Where Are Brazil’s Missing Kids? Each Year 6,000 Disappear Without a Trace

Each year around 40 thousand children and adolescents disappear in Brazil. According to data from the Presidential Undersecretariat of Human Rights (SEDH), approximately 15% of these cases go unsolved.

The lack of an updated national registry centralizing all the occurrences makes the search process even more difficult. To discuss this and other issues, the 1st Encounter of the National Network for the Identification and Localization of Missing Children and Adolescents (ReDESAP), coordinated by the SEDH, got underway Wednesday, November 23, in Brasí­lia.

Through Saturday, November 26, 36 governmental and non-governmental organizations and representatives of all the Brazilian states will be debating joint strategies to combat this problem.

According to Alexandre Reis, coordinator of the ReDESAP, the encounter will strengthen the integrated activities of the organs linked to the network.

"These organizations already use electronic means to communicate with one another. Through this contact, Brazil will have a consistent approach to deal with the problem of missing children and adolescents," Reis remarked.

The coordinator explained that one of the purposes of the event is to make the participants more aware of the need to update the national registry with data on the missing youngsters. The information will be available on the site www.desaparecidos.mj.gov.br.

"People think that it is enough to put a photo of the children on the Internet. The registry needs to be provided with precise and ample information by the states."

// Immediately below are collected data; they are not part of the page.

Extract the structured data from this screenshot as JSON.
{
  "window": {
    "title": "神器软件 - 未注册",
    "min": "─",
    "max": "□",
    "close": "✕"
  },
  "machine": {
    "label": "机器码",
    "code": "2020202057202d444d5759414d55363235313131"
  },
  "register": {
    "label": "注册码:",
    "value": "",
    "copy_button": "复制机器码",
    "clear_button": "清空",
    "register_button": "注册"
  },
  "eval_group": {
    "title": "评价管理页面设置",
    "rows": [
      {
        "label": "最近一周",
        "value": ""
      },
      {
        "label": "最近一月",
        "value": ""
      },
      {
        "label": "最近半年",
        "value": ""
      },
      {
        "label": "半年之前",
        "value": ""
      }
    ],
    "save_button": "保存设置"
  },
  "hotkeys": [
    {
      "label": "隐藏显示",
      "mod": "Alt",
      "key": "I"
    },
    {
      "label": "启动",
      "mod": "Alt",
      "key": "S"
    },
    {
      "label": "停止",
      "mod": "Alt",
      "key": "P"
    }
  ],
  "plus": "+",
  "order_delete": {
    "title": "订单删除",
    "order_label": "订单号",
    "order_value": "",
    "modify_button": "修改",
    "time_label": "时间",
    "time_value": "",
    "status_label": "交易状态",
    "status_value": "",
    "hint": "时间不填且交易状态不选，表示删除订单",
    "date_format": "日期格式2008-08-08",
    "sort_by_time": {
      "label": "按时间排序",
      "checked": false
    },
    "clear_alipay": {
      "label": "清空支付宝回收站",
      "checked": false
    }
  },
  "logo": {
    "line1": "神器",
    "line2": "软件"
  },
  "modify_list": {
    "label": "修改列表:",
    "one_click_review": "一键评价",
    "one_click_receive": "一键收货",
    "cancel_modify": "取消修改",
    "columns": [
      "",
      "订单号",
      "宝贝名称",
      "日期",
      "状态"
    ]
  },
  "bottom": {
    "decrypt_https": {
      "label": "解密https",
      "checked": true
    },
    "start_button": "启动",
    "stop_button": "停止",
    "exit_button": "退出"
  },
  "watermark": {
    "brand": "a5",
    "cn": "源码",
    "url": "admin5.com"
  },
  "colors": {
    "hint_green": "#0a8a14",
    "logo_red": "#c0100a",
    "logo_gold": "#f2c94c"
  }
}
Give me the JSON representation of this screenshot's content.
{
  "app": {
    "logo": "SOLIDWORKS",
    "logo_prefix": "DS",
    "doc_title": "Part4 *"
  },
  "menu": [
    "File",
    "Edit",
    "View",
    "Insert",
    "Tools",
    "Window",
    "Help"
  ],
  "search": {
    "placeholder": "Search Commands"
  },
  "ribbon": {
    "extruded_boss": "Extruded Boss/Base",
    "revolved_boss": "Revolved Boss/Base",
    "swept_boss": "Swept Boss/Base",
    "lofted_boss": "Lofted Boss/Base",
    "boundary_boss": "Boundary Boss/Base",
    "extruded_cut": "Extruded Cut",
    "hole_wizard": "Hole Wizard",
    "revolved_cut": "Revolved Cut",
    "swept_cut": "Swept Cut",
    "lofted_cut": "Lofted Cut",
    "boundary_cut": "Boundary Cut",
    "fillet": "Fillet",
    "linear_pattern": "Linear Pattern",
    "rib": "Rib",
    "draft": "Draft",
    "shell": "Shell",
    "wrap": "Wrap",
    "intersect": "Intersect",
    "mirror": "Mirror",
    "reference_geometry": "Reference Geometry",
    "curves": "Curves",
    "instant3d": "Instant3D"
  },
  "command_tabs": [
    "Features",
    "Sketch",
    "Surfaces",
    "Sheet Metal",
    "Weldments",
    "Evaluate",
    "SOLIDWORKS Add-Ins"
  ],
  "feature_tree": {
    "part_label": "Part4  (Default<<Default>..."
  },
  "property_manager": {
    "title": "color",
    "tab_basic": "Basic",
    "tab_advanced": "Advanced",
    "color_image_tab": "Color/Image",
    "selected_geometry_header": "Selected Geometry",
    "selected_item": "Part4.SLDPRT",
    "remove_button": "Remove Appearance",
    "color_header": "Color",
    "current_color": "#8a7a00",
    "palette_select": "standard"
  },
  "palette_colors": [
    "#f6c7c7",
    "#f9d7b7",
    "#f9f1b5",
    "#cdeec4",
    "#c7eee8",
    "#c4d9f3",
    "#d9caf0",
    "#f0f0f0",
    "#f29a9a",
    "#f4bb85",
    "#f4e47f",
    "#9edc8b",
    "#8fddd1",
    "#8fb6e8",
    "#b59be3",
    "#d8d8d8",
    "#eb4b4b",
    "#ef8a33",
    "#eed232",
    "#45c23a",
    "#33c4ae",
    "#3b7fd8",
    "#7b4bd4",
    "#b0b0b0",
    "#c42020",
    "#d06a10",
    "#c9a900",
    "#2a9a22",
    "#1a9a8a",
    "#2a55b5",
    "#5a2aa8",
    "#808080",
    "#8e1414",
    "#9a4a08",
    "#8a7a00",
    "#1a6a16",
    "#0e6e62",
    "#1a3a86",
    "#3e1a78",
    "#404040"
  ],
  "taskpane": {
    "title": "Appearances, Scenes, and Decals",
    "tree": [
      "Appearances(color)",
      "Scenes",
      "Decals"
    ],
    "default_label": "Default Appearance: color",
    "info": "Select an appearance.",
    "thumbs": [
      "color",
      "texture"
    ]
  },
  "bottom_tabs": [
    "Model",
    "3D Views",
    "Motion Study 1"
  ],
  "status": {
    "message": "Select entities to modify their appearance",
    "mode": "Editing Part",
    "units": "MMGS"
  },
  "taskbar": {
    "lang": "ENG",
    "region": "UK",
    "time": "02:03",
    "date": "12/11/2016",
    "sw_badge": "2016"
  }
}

According to Reis, data such as physical characteristics, the date and place of the last sighting of the person, and a telephone number and address for contacts are examples of the kind of information that could help in the searches.

For the lawyer Ariel de Castro, coordinator of the National Human Rights Movement and member of the Brazilian Bar Association’s (OAB) Commission on Children and Adolescents, the joint and integrated action of all police agencies could help reduce the number of missing children cases that go unsolved.

"A unified data bank, making information available to all the concerned agencies, such as police forces and tutelary councils, is fundamental. This would expedite the search process a great deal," Castro affirmed. In his view, there is a "mismatch of data," which segments the job state-by-state.